Rajagopalan also said that proving the correctness of AI-generated answers could remove a huge barrier that prevents organisations from trusting autonomous systems.
The company has assembled a research network that includes academics from IIT Delhi, IIT Madras, and the University of California, Berkeley, alongside sponsored work at Stanford University’s Centaur Lab. Its tax-related initiatives are being advised by former US Internal Revenue Service Commissioner Danny Werfel.
Werfel said responsible deployment remains essential as AI becomes more deeply embedded in professional workflows. He described verification technology as an important addition that could help tax professionals and taxpayers achieve faster and more accurate outcomes while maintaining confidence in the results.
Investors believe the technology could play an important role in the next stage of enterprise AI adoption.
In a joint statement, Accel’s Prashanth Prakash and Anagh Prasad said organisations in sectors such as healthcare, law, finance and government require a higher degree of certainty than current AI systems can typically provide. They noted that verification could become a foundational capability for deploying AI safely at scale.

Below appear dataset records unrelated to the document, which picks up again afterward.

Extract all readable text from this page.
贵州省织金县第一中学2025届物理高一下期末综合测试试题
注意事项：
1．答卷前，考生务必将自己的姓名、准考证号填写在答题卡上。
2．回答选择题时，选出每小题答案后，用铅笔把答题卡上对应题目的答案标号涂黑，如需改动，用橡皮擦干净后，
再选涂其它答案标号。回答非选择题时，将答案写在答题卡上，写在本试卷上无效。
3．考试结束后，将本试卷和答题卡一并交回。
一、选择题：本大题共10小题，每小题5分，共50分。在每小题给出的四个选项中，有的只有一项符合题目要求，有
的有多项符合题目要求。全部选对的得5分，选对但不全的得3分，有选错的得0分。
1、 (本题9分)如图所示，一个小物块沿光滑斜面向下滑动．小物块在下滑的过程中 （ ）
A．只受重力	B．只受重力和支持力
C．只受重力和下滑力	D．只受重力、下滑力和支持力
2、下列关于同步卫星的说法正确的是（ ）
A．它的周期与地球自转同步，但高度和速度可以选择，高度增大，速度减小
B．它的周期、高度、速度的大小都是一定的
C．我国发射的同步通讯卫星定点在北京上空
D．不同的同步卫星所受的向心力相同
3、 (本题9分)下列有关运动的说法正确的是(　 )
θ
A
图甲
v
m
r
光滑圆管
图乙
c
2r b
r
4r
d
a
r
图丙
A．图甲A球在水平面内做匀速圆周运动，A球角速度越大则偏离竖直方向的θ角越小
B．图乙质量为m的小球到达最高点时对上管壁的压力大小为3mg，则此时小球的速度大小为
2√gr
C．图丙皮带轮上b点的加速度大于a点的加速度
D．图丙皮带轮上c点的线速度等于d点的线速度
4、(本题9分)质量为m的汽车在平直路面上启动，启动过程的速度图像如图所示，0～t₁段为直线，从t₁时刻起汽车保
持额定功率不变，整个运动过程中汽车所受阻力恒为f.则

Pramaana’s early investors include Google DeepMind’s Pushmeet Kohli and Microsoft’s Sriram Rajamani, two researchers whose work has helped shape the field of formal verification.
The funding comes amid rising interest in deeptech and AI startups globally. Investor appetite for specialised AI infrastructure companies has grown significantly as businesses move beyond experimentation and seek systems that can meet regulatory, compliance and governance requirements.
Deeptech funding in India has also strengthened in recent times, supported by government efforts to encourage advanced technology development and commercialisation. Companies operating in healthcare, enterprise technology, and AI-enabled research have attracted funding.